Re: UAF in blk_add_rq_to_plug()?

Al Viro <viro@xxxxxxxxxxxxxxxxxx> · Mon, 31 Oct 2022 23:35:24 +0000

On Mon, Oct 31, 2022 at 04:42:11PM -0600, Jens Axboe wrote:
> On 10/31/22 4:12 PM, Al Viro wrote:
> > static void blk_add_rq_to_plug(struct blk_plug *plug, struct request *rq)
> > {
> >         struct request *last = rq_list_peek(&plug->mq_list);
> > 
> > Suppose it's not NULL...
> > 
> >         if (!plug->rq_count) {
> >                 trace_block_plug(rq->q);
> >         } else if (plug->rq_count >= blk_plug_max_rq_count(plug) ||
> >                    (!blk_queue_nomerges(rq->q) &&
> >                     blk_rq_bytes(last) >= BLK_PLUG_FLUSH_SIZE)) {
> > ... and we went here:
> >                 blk_mq_flush_plug_list(plug, false);
> > All requests, including the one last points to, might get fed ->queue_rq()
> > here.  At which point there seems to be nothing to prevent them getting
> > completed and freed on another CPU, possibly before we return here.
> > 
> >                 trace_block_plug(rq->q);
> >         }
> > 
> >         if (!plug->multiple_queues && last && last->q != rq->q)
> > ... and here we dereference last.
> > 
> > Shouldn't we reset last to NULL after the call of blk_mq_flush_plug_list()
> > above?
> 
> There's no UAF here as the requests aren't freed. We could clear 'last'
> to make the code more explicit, and that would avoid any potential
> suboptimal behavior with ->multiple_queues being wrong.

Umm...
Suppose ->has_elevator is false and so's ->multiple_queues.
No ->queue_rqs(), so blk_mq_flush_plug_list() grabs rcu_read_lock() and
hit blk_mq_plug_issue_direct().
blk_mq_plug_issue_direct() picks the first request off the list
and passes it to blk_mq_request_issue_directly(), which passes it
to __blk_mq_request_issue_directly().  There we grab a tag and
proceed to __blk_mq_issue_directly(), which feeds request to ->queue_rq().

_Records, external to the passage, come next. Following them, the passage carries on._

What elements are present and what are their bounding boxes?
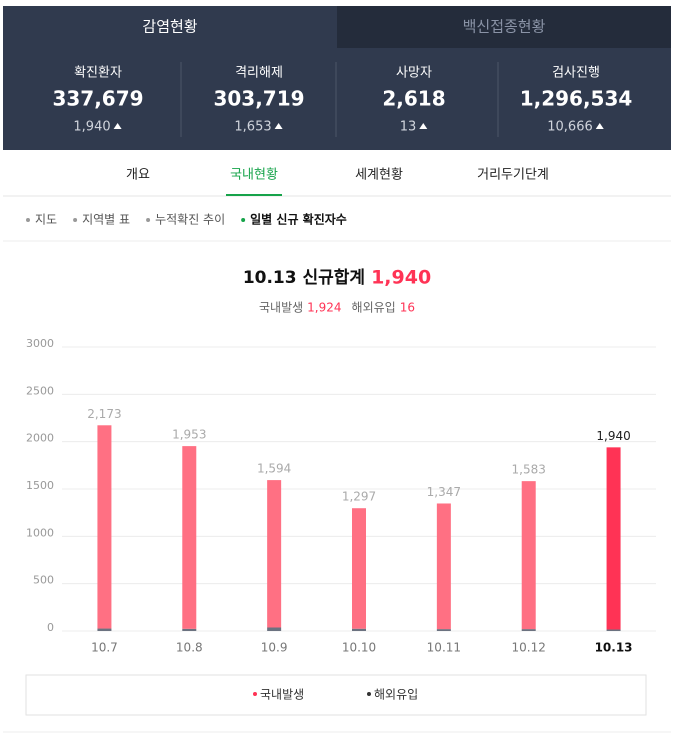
bar-segment bbox=[97, 425, 112, 629]
total-label: 1,953 bbox=[172, 428, 206, 442]
legend-label[interactable]: 국내발생 bbox=[260, 688, 304, 702]
bullet bbox=[241, 218, 246, 222]
legend-dot bbox=[367, 692, 371, 696]
y-tick-label: 0 bbox=[47, 621, 54, 634]
y-tick-label: 500 bbox=[33, 574, 54, 587]
x-tick-label: 10.9 bbox=[261, 641, 288, 655]
up-arrow bbox=[595, 123, 604, 129]
chart-subtitle: 국내발생 bbox=[259, 301, 303, 315]
total-label: 1,297 bbox=[342, 490, 376, 504]
nav-underline bbox=[226, 194, 282, 196]
bar-segment bbox=[521, 481, 536, 630]
bar-segment bbox=[352, 508, 366, 629]
bar-segment bbox=[267, 480, 282, 628]
bullet bbox=[26, 218, 30, 222]
nav-item[interactable]: 개요 bbox=[126, 168, 150, 183]
submenu-item[interactable]: 누적확진 추이 bbox=[155, 213, 225, 227]
stat-label: 검사진행 bbox=[552, 65, 600, 81]
chart-title-value: 1,940 bbox=[371, 267, 431, 289]
stat-label: 확진환자 bbox=[74, 66, 122, 81]
bar-segment bbox=[97, 628, 112, 631]
submenu-item[interactable]: 지역별 표 bbox=[82, 213, 130, 227]
bar-segment bbox=[606, 447, 621, 630]
tab[interactable]: 백신접종현황 bbox=[463, 18, 546, 36]
legend-dot bbox=[253, 692, 257, 696]
stat-label: 격리해제 bbox=[235, 66, 283, 81]
chart-subtitle: 해외유입 bbox=[352, 301, 396, 315]
stat-change: 1,940 bbox=[73, 120, 110, 135]
bar-segment bbox=[606, 629, 621, 631]
stat-value: 1,296,534 bbox=[520, 87, 633, 111]
total-label: 1,940 bbox=[596, 429, 630, 443]
up-arrow bbox=[419, 123, 428, 129]
inactive-tab-bg bbox=[337, 6, 671, 48]
total-label: 1,347 bbox=[427, 485, 461, 499]
bullet bbox=[146, 218, 151, 222]
submenu-item[interactable]: 지도 bbox=[35, 213, 57, 227]
x-tick-label: 10.10 bbox=[342, 641, 376, 655]
y-tick-label: 1500 bbox=[26, 479, 54, 492]
y-tick-label: 1000 bbox=[26, 526, 54, 539]
legend-box bbox=[25, 674, 647, 716]
stat-value: 2,618 bbox=[382, 87, 445, 111]
stat-change: 10,666 bbox=[547, 120, 593, 135]
x-tick-label: 10.8 bbox=[176, 641, 203, 655]
bar-segment bbox=[436, 629, 451, 631]
submenu-item[interactable]: 일별 신규 확진자수 bbox=[250, 212, 347, 227]
nav-item[interactable]: 세계현황 bbox=[355, 168, 403, 183]
y-tick-label: 2500 bbox=[26, 384, 54, 397]
stat-change: 1,653 bbox=[234, 120, 271, 135]
stat-label: 사망자 bbox=[396, 66, 432, 81]
y-tick-label: 3000 bbox=[26, 337, 54, 350]
bar-segment bbox=[521, 629, 536, 631]
up-arrow bbox=[274, 123, 283, 129]
stat-change: 13 bbox=[400, 120, 417, 135]
bar-segment bbox=[267, 627, 282, 631]
bar-segment bbox=[352, 628, 366, 631]
legend-label[interactable]: 해외유입 bbox=[374, 688, 418, 702]
total-label: 1,594 bbox=[257, 462, 291, 476]
x-tick-label: 10.7 bbox=[91, 641, 118, 655]
stat-value: 337,679 bbox=[52, 87, 143, 111]
total-label: 2,173 bbox=[87, 407, 121, 421]
bar-segment bbox=[436, 503, 451, 630]
x-tick-label: 10.11 bbox=[427, 641, 461, 655]
chart-subtitle: 16 bbox=[400, 301, 415, 315]
x-tick-label: 10.13 bbox=[595, 641, 633, 655]
nav-item[interactable]: 국내현황 bbox=[230, 168, 278, 183]
tab[interactable]: 감염현황 bbox=[142, 18, 197, 36]
nav-item[interactable]: 거리두기단계 bbox=[477, 168, 549, 183]
bullet bbox=[73, 218, 78, 222]
chart-title: 10.13 신규합계 bbox=[243, 267, 365, 288]
bar-segment bbox=[182, 446, 197, 629]
bar-segment bbox=[182, 628, 197, 631]
x-tick-label: 10.12 bbox=[512, 641, 546, 655]
up-arrow bbox=[113, 123, 122, 129]
stat-value: 303,719 bbox=[213, 87, 304, 111]
chart-subtitle: 1,924 bbox=[307, 301, 341, 315]
y-tick-label: 2000 bbox=[26, 432, 54, 445]
total-label: 1,583 bbox=[512, 463, 546, 477]
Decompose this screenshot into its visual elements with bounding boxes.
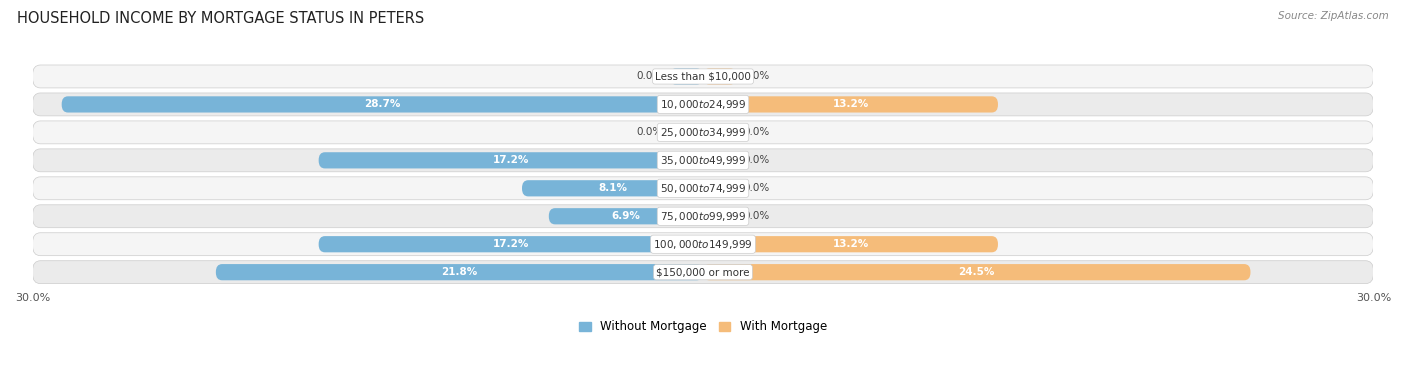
FancyBboxPatch shape: [32, 233, 1374, 256]
Text: 8.1%: 8.1%: [598, 183, 627, 193]
Text: 0.0%: 0.0%: [744, 155, 769, 166]
Text: Source: ZipAtlas.com: Source: ZipAtlas.com: [1278, 11, 1389, 21]
Text: 17.2%: 17.2%: [492, 239, 529, 249]
Text: 0.0%: 0.0%: [637, 72, 662, 81]
Text: 21.8%: 21.8%: [441, 267, 478, 277]
Text: $25,000 to $34,999: $25,000 to $34,999: [659, 126, 747, 139]
Legend: Without Mortgage, With Mortgage: Without Mortgage, With Mortgage: [579, 320, 827, 333]
FancyBboxPatch shape: [522, 180, 703, 196]
Text: Less than $10,000: Less than $10,000: [655, 72, 751, 81]
FancyBboxPatch shape: [32, 65, 1374, 88]
FancyBboxPatch shape: [669, 68, 703, 84]
Text: $50,000 to $74,999: $50,000 to $74,999: [659, 182, 747, 195]
Text: $150,000 or more: $150,000 or more: [657, 267, 749, 277]
Text: 0.0%: 0.0%: [744, 72, 769, 81]
FancyBboxPatch shape: [32, 121, 1374, 144]
Text: 13.2%: 13.2%: [832, 239, 869, 249]
FancyBboxPatch shape: [703, 68, 737, 84]
FancyBboxPatch shape: [548, 208, 703, 224]
Text: 24.5%: 24.5%: [959, 267, 995, 277]
FancyBboxPatch shape: [703, 152, 737, 169]
FancyBboxPatch shape: [703, 96, 998, 112]
FancyBboxPatch shape: [319, 152, 703, 169]
Text: 0.0%: 0.0%: [744, 127, 769, 137]
Text: $75,000 to $99,999: $75,000 to $99,999: [659, 210, 747, 223]
FancyBboxPatch shape: [703, 180, 737, 196]
FancyBboxPatch shape: [62, 96, 703, 112]
FancyBboxPatch shape: [319, 236, 703, 252]
FancyBboxPatch shape: [32, 177, 1374, 200]
FancyBboxPatch shape: [32, 149, 1374, 172]
Text: 0.0%: 0.0%: [744, 211, 769, 221]
Text: 0.0%: 0.0%: [744, 183, 769, 193]
Text: 6.9%: 6.9%: [612, 211, 640, 221]
FancyBboxPatch shape: [32, 93, 1374, 116]
Text: $35,000 to $49,999: $35,000 to $49,999: [659, 154, 747, 167]
Text: HOUSEHOLD INCOME BY MORTGAGE STATUS IN PETERS: HOUSEHOLD INCOME BY MORTGAGE STATUS IN P…: [17, 11, 425, 26]
FancyBboxPatch shape: [32, 205, 1374, 228]
FancyBboxPatch shape: [669, 124, 703, 141]
Text: $100,000 to $149,999: $100,000 to $149,999: [654, 238, 752, 251]
Text: 17.2%: 17.2%: [492, 155, 529, 166]
FancyBboxPatch shape: [217, 264, 703, 280]
Text: 0.0%: 0.0%: [637, 127, 662, 137]
Text: 13.2%: 13.2%: [832, 100, 869, 109]
FancyBboxPatch shape: [32, 261, 1374, 284]
FancyBboxPatch shape: [703, 264, 1250, 280]
FancyBboxPatch shape: [703, 124, 737, 141]
Text: 28.7%: 28.7%: [364, 100, 401, 109]
FancyBboxPatch shape: [703, 236, 998, 252]
FancyBboxPatch shape: [703, 208, 737, 224]
Text: $10,000 to $24,999: $10,000 to $24,999: [659, 98, 747, 111]
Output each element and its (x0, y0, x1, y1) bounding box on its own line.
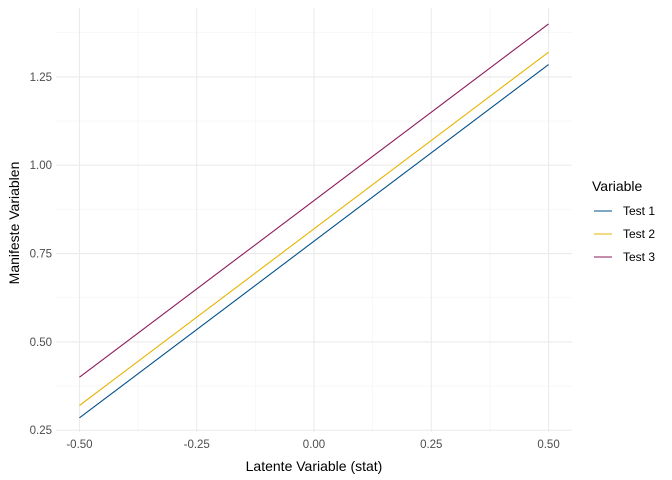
x-tick-label: 0.25 (420, 439, 442, 451)
series-line-1 (79, 64, 549, 419)
series-line-2 (79, 51, 549, 406)
series-line-3 (79, 23, 549, 378)
x-tick-label: 0.50 (537, 439, 559, 451)
legend-title: Variable (592, 178, 643, 194)
y-tick-label: 1.25 (30, 72, 52, 84)
x-tick-label: 0.00 (303, 439, 325, 451)
legend-label-3: Test 3 (623, 250, 655, 264)
y-tick-label: 1.00 (30, 160, 52, 172)
y-tick-label: 0.75 (30, 249, 52, 261)
x-tick-label: -0.25 (184, 439, 210, 451)
y-axis-title: Manifeste Variablen (6, 162, 22, 285)
legend-label-2: Test 2 (623, 227, 655, 241)
series-layer (79, 23, 549, 419)
x-tick-labels: -0.50 -0.25 0.00 0.25 0.50 (66, 439, 559, 451)
legend: Variable Test 1 Test 2 Test 3 (592, 178, 655, 264)
y-tick-label: 0.25 (30, 425, 52, 437)
x-tick-label: -0.50 (66, 439, 92, 451)
grid-major (56, 8, 572, 432)
y-tick-labels: 0.25 0.50 0.75 1.00 1.25 (30, 72, 52, 437)
y-tick-label: 0.50 (30, 337, 52, 349)
x-axis-title: Latente Variable (stat) (246, 458, 383, 474)
legend-label-1: Test 1 (623, 204, 655, 218)
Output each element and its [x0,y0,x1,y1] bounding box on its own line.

What's to stop e.g. worker on another CPU from picking that sucker,
completing it and calling blk_mq_end_request() which completes all
bio involved and calls blk_mq_free_request()?

If all of that manages to happen before blk_mq_flush_plug_list()
returns to caller...  Sure, you probably won't hit in on bare
metal, but if you are in a KVM and this virtual CPU happens to
lose the host timeslice... I've seen considerably more narrow
race windows getting hit on such setups.

Am I missing something subtle here?  It's been a long time since
I've read through that area - as the matter of fact, I'm trying
to refresh my memories of the bio_submit()-related code paths
at the moment...